Het meerijden in een auto met een bestuurder die onder invloed van alcohol verkeert, levert voor de passagier, die van de toestand van de bestuurder op de hoogte was of had behoren te zijn, in beginsel eigen schuld op. De (veronderstelde) bekendheid bij de passagier van het eerdere alcoholgebruik van de bestuurder had de passagier immers ervan moeten weerhouden als passagier mee te rijden en de omstandigheid dat hij zulks toch deed kan aan hem worden toegerekend. Op grond van het over en weer gestelde alsmede gelet op de inhoud van de overgelegde producties moet het ervoor worden gehouden dat [eiser] heeft kunnen constateren dat [gedaagde] (kort) voor de betreffende autorit bier heeft gedronken.

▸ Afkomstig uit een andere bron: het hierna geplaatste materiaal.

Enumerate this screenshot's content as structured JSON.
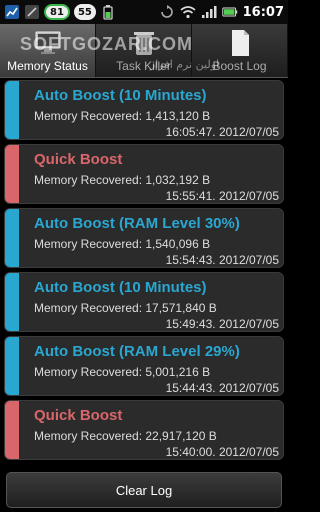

Voorts kan ervan worden uitgegaan dat het gedrag en de spraak van [gedaagde], wiens ademalcoholgehalte 795 microgram per liter uitgeademde lucht (ugl) bedroeg, ruim drie maal de wettelijk toegestane hoeveelheid, het gebruik van (te) veel alcohol heeft moeten verraden. Ook dient rekening te worden gehouden met de omstandigheid dat de auto van [eiser] was, dat partijen hadden afgesproken dat [eiser] die avond de Bob was en dat [eiser] eerst vlak voor het vertrek naar huis heeft aangegeven te willen dat [gedaagde] rijdt. Gelet op het doel dat partijen voor ogen hadden met deze gang van zaken -als je niet de Bob bent mag je drinken- moest [eiser] ervan uitgaan dat [gedaagde] meer dan de toegestane hoeveelheid alcohol had gedronken.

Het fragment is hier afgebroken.